Example: `[10.55 10.25 10 ... -2]`

Data Types: `double`

Vertical/elevation slice angles in degrees, specified as a real-valued integer vector of either 360 or 361 elements, at 1 degree spacing.

Example: `0:360`

Data Types: `double`

2-D pattern slice magnitude data along horizontal/azimuth plane in dBi, specified as a real-valued vector of either 360 or 361 elements, sampled at 1 degree resolution.

Example: `[10.55 10.25 10 ... -2]`

Data Types: `double`

Horizontal/azimuth slice angles in degrees, specified as a real-valued integer vector of either 360 or 361 elements, at 1 degree spacing.

Example: `0:360`

Data Types: `double`

### Name-Value Arguments

Specify optional pairs of arguments as `Name1=Value1,...,NameN=ValueN`, where `Name` is the argument name and `Value` is the corresponding value. Name-value arguments must appear after other arguments, but the order of the pairs does not matter.

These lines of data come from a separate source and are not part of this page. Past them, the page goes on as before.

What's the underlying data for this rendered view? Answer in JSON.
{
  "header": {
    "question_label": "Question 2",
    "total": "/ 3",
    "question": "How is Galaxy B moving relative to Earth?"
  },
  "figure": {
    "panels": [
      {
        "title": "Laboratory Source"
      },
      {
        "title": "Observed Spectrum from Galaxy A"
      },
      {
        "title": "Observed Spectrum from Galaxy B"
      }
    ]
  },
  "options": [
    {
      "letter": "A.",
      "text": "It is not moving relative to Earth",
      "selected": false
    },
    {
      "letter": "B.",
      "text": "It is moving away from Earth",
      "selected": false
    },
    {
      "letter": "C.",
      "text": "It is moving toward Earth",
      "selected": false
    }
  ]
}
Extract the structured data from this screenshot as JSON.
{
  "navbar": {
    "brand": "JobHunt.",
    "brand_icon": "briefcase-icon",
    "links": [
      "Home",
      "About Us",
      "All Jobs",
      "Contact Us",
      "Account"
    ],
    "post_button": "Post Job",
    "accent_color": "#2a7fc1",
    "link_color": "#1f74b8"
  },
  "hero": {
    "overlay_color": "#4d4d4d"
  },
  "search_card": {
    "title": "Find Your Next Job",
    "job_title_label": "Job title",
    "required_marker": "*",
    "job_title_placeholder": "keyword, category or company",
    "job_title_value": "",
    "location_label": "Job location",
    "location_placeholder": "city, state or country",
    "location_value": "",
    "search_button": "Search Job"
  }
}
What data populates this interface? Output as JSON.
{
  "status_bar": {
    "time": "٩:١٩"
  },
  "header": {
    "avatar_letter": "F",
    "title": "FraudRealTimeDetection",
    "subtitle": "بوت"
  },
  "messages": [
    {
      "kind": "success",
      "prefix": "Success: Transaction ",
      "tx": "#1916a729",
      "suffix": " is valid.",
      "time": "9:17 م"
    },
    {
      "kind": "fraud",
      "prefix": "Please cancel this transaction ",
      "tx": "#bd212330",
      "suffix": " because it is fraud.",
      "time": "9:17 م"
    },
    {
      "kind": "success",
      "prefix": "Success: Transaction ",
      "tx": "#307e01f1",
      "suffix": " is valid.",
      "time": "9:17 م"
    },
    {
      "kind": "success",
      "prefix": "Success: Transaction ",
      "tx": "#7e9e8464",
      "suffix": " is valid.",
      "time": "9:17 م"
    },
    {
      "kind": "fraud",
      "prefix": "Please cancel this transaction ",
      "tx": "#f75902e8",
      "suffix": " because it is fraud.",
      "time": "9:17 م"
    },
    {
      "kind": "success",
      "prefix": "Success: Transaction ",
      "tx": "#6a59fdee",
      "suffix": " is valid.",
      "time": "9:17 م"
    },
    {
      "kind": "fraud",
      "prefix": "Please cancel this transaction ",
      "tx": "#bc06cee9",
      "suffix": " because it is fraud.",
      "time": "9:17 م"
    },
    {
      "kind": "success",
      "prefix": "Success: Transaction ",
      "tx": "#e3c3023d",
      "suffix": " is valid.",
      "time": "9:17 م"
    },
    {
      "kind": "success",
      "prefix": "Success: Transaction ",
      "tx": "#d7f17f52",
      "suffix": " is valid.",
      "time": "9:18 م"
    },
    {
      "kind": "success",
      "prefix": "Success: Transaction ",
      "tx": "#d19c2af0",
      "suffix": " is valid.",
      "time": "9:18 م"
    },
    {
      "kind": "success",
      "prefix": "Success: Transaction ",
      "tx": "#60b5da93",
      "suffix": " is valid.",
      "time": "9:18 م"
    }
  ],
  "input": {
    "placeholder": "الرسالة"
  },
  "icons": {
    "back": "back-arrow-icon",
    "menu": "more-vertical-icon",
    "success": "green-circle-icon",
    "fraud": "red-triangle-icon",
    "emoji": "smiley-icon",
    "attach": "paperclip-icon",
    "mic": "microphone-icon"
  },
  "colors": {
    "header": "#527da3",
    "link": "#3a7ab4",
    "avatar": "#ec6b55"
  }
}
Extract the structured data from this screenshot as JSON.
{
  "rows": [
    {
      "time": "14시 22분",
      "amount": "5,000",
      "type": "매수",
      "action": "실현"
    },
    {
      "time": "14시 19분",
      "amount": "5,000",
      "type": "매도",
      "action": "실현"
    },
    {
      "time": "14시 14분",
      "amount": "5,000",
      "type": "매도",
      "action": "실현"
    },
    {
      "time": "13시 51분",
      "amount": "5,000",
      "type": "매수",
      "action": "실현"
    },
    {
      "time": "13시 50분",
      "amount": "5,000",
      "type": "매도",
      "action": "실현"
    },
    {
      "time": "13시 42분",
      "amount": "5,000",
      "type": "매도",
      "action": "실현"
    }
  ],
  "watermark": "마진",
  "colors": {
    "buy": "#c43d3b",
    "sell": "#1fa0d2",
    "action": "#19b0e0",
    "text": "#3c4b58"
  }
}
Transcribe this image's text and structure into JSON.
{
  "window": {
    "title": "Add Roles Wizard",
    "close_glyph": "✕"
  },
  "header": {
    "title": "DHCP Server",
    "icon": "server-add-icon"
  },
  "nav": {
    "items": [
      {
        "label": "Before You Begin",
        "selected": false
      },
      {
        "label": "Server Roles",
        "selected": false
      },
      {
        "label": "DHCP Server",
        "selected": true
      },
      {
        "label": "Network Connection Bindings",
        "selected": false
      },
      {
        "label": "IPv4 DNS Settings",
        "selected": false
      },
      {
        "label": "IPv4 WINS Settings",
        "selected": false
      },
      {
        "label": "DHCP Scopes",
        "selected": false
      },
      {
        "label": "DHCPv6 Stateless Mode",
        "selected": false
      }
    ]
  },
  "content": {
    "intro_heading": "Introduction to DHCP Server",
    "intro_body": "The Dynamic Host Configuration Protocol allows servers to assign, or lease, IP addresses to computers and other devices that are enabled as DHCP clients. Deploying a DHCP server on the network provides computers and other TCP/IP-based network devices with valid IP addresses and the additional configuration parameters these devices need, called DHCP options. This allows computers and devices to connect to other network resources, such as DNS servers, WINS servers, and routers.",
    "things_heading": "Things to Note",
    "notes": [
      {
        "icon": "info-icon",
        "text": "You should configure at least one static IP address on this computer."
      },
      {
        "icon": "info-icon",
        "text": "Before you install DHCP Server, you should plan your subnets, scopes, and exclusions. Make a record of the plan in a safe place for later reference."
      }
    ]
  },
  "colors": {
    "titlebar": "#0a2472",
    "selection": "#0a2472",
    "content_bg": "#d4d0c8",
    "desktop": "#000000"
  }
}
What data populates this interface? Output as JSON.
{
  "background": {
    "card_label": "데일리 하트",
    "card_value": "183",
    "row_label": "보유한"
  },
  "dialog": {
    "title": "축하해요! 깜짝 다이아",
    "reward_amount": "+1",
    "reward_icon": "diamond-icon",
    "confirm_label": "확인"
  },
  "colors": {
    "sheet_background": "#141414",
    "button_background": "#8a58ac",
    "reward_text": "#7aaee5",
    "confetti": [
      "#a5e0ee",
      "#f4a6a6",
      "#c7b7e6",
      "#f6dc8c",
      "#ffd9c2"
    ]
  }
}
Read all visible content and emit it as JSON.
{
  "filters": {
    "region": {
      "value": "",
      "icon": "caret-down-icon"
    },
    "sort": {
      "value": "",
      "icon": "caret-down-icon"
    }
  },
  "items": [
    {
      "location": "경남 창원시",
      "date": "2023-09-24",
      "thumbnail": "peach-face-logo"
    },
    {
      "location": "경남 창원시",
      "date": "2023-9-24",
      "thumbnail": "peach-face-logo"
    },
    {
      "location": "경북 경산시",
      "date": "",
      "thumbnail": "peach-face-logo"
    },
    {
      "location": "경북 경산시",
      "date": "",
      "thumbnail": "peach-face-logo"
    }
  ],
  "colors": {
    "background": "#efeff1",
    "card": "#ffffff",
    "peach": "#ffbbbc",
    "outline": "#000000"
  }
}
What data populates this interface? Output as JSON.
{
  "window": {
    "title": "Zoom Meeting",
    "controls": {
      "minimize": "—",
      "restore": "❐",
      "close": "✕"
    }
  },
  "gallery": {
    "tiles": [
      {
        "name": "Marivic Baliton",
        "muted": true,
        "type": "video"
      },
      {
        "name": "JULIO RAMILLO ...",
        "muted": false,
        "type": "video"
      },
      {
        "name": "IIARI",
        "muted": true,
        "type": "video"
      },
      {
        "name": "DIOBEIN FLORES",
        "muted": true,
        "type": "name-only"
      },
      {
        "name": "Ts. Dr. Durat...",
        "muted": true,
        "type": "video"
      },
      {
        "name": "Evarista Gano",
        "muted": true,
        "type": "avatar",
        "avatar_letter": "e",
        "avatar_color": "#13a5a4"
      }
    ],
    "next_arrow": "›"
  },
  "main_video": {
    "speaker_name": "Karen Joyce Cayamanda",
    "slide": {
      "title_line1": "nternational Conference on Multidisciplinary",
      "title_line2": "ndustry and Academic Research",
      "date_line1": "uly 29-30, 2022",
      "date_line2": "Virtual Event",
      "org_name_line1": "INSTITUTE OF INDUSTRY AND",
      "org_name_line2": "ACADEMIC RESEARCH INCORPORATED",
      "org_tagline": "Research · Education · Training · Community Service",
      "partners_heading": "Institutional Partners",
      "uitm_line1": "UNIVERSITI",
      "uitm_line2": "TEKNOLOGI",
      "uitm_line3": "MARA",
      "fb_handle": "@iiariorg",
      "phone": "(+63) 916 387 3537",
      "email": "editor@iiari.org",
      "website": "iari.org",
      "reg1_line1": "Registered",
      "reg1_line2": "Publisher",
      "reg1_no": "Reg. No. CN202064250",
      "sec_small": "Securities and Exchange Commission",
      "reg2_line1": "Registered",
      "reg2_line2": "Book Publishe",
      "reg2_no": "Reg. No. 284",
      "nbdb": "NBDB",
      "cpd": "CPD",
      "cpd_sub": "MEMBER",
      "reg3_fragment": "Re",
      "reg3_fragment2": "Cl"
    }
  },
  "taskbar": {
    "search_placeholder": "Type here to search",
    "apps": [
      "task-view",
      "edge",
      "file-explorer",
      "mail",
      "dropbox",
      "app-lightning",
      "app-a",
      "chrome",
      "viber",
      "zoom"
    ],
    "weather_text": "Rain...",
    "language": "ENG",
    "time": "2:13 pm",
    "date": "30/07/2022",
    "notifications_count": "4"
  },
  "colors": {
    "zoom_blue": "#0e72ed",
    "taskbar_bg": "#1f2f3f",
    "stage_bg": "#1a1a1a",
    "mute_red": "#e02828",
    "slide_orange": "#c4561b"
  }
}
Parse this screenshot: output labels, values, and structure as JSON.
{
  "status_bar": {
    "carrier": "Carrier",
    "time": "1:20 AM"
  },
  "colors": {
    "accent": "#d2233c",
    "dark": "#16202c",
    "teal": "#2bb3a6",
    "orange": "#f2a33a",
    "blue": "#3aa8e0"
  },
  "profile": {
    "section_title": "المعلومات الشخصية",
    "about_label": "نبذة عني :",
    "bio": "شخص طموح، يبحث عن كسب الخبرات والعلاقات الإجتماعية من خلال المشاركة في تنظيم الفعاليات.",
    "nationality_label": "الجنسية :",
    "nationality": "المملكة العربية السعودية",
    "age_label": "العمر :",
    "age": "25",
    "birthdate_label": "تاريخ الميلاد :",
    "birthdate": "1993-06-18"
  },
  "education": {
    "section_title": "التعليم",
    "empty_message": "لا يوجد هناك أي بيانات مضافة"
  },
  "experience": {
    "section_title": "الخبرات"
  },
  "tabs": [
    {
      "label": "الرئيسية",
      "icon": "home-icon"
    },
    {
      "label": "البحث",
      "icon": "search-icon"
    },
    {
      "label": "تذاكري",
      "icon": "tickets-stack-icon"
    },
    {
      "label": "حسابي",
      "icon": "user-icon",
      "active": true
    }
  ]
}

Example: `AngleConvention="az-el"`

Angle convention used in the input angles `vertAngle` and `horizAngle` for reconstruction, specified as either `"phi-theta"` or `"az-el"`. The default angle convention is `"phi-theta"`. For more information on angle conventions, see Antenna Toolbox Coordinate System.

Example: `"az-el"`

Data Types: `string`

Magnitudes to normalize the slice data prior to network inference, specified as a 2-element vector with its first element as the minimum magnitude and second element as the maximum magnitude. By default, `patternFromAI` uses the minimum and maximum values in the slices. To specify only one element, assign the other as `-Inf` or `Inf` respectively.

Tip

If the minimum and/or maximum directivity values of the pattern are known but are absent from the input slice data, specify either one or both in the `MinMaxMagnitude` argument to increase the accuracy of the pattern reconstruction.

Example: `[10 50]`

Data Types: `double`

Plot visualization options, specified as a `PatternPlotOptions` object. Only the `Transparency` and `MagnitudeScale` properties of `PatternPlotOPtions` can be changed. The other two properties `SizeRatio` and `AntennaOffset` are ignored.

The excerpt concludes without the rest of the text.